Ironi itu makin telanjang bila dibandingkan dengan janji Presiden Prabowo Subianto dalam berbagai pidatonya—yakni menolak dominasi kekayaan negara oleh segelintir orang. Namun kenyataan di lapangan justru memperlihatkan sebaliknya.
Rancangan Undang-Undang yang Masih Tertunda
Sementara itu, Rancangan Undang-Undang Masyarakat Adat yang diusulkan sejak 2009 masih belum kunjung disahkan.

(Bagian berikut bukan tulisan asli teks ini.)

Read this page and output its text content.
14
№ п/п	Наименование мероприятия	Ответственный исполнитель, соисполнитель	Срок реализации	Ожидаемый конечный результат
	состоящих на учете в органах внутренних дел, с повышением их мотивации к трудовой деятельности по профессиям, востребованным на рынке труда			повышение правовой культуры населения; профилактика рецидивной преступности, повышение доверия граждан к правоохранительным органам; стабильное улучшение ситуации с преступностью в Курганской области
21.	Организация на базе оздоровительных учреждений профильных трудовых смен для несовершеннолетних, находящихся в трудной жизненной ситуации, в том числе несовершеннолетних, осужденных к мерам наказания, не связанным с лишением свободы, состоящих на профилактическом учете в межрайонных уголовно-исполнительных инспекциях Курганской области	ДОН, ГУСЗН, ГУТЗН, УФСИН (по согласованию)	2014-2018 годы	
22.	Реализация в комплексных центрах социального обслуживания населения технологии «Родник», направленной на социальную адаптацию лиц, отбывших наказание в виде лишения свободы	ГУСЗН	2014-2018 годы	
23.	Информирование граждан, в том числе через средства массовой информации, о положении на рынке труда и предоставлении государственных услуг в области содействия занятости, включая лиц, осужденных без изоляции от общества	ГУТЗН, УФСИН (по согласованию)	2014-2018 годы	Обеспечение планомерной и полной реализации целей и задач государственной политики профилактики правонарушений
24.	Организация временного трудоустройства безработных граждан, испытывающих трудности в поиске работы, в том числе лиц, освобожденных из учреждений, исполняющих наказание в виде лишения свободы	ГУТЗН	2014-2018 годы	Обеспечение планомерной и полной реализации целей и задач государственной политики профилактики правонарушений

Justru yang lebih cepat bergerak adalah antrean perizinan baru yang berpotensi merampas hak 37 komunitas masyarakat adat di atas 310 ribu hektare wilayah adat.
Di Brazzaville, para delegasi kongres menyepakati satu hal penting: masyarakat adat dan komunitas lokal bukan sekadar pihak yang terkena dampak perubahan iklim, melainkan pemilik solusi. Kami adalah pemegang hak dan harus diakui sebagai pemimpin dalam pelindungan lingkungan, pendanaan iklim, dan konservasi.
Pesan kuat juga disampaikan kepada pemerintah, donor, dan lembaga global: wujudkan kemitraan sejati—berbasis pada rasa hormat, kesetaraan, dan tanggung jawab bersama untuk meregenerasi planet ini bagi generasi sekarang dan mendatang.
Langkah yang Harus Dilakukan
Kesepakatan yang dihasilkan di Brazzaville akan dibawa ke Konferensi Perubahan Iklim PBB (COP30) di Belem, Brasil, November mendatang. Pesan-pesan yang akan dibawa ke COP30 memiliki makna yang jauh lebih besar: ini adalah peta jalan bagi perjuangan ke depan—baik di tingkat lokal, nasional, maupun global.
Apa yang bisa dilakukan? Banyak. Dari dokumentasi dan riset, narasi publik dan advokasi, hingga desakan kebijakan. Semua itu telah dilakukan, namun butuh didorong lebih jauh. Strategi yang disepakati di Brazzaville menekankan pentingnya: Pertama, Kolaborasi global yang lebih luas dengan aktor-aktor yang aktif mendukung masyarakat adat. Kedua, Pemanfaatan forum internasional seperti COP sebagai panggung untuk menegaskan posisi masyarakat adat dalam agenda iklim. Ketiga, Mekanisme pendanaan iklim yang adil, tidak berbasis pasar, dan langsung menjangkau masyarakat adat serta komunitas lokal.
Indonesia memiliki potensi besar. Hingga Mei 2025, data menunjukkan bahwa total wilayah ICCAs yang telah terdaftar seluas 647,4 ribu hektar secara nasional. Masih ada potensi hingga 33,6 juta hektare wilayah adat yang sudah dipetakan dan belum sepenuhnya diakui negara.
Namun potensi ini hanya akan menjadi angka di atas kertas jika tidak segera diakui dan dilindungi. Perjuangan ini masih panjang, tetapi dengan tambahan daya dari Brazzaville, arah langkah kita menjadi lebih terang—ibarat terowongan gelap yang mulai menerima cahaya dari ujungnya.
Selamat Hari Internasional Masyarakat Adat Sedunia Tahun 2025!